There are six pillars of the maturity model:
- Quality — derives from the end-user experience and measures the quality impact of the service towards it
- Performance — an index that measures the actual performance of the service against satisfactory and tolerable user experience
- Availability — uptime of the service globally and with respect to its dependent services and products
- Resilience — how resilient is the service to the (non) availability of each of its dependencies
- Security — how secure is the service
- Agility — a yardstick for the service owners, evaluating on planning, completion rates and eventual impact
Back to the present, I see all of our efforts since 2014 bear fruits as how much we have evolved as an organization.
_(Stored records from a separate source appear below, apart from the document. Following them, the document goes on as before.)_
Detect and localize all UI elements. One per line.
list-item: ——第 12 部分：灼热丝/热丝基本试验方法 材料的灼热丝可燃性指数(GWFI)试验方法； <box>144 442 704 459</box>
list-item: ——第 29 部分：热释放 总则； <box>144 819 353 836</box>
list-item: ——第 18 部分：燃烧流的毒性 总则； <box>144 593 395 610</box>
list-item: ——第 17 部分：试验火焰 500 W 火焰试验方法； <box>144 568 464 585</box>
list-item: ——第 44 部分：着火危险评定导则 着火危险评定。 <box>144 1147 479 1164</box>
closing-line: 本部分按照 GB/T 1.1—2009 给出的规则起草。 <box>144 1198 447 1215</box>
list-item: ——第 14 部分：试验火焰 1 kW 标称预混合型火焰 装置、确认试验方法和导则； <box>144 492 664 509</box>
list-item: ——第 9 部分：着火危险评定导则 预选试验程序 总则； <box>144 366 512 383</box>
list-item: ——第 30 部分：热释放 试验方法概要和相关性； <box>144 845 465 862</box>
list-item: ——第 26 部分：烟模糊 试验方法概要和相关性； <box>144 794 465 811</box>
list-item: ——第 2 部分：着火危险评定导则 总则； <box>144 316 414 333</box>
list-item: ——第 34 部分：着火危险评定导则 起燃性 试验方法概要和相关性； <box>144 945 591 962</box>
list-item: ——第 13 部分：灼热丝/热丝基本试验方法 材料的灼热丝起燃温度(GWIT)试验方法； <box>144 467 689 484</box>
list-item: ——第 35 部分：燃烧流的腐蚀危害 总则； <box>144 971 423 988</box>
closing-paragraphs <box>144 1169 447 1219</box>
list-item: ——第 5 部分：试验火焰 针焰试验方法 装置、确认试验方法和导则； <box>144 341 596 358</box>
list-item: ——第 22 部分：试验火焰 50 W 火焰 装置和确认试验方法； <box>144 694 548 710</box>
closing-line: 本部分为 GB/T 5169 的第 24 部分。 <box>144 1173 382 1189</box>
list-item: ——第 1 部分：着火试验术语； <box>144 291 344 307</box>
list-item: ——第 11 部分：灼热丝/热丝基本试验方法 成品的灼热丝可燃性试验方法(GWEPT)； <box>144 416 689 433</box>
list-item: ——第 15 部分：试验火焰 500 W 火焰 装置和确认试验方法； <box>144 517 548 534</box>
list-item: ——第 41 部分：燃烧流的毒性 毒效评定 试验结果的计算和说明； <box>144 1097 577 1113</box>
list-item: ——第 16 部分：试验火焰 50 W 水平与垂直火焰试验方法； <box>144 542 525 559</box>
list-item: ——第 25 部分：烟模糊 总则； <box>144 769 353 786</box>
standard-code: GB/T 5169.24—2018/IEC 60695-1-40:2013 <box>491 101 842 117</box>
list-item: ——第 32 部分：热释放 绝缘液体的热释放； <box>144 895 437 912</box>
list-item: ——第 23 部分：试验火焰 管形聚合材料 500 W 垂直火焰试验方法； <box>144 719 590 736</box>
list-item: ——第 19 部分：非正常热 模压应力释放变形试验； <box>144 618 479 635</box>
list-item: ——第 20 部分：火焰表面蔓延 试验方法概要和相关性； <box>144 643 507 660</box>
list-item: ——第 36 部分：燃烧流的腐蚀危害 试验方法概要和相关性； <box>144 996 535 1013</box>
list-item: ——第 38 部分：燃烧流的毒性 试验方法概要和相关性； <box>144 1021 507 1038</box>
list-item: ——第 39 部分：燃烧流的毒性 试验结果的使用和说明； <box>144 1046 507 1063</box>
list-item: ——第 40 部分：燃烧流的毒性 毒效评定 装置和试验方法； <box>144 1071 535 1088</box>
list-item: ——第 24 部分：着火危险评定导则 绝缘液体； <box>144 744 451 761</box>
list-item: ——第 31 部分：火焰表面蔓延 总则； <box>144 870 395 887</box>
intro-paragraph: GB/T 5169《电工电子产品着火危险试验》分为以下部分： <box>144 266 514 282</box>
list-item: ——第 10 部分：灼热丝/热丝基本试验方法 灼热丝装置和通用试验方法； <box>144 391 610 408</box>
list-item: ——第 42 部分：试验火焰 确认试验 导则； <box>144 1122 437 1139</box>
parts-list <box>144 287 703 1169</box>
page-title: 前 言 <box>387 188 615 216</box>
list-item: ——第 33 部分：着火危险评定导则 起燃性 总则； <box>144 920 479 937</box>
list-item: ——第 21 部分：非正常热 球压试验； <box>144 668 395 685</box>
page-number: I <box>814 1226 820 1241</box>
Today, all of our teams operate autonomously with their own, independent roadmaps. We have managed to make decision making distributed. Everyone gets as much flexibility as they need for their work, but everyone is accountable for their actions and deliverables.
The original 10% of the team, including me, is now free to focus on newer, more impactful ideas. We have streamlined our hiring process and onboarding for the engineering team. Students joining us straight out of college ship their code to production in 2 months!
We have clearly defined SLA metrics between all our three main functions — Products, Services and Platforms. Platforms have grown to have a clear abstraction and plan for longer term stability, scalability and security.
The best outcome of all, with all these efforts, we now ship quality software faster!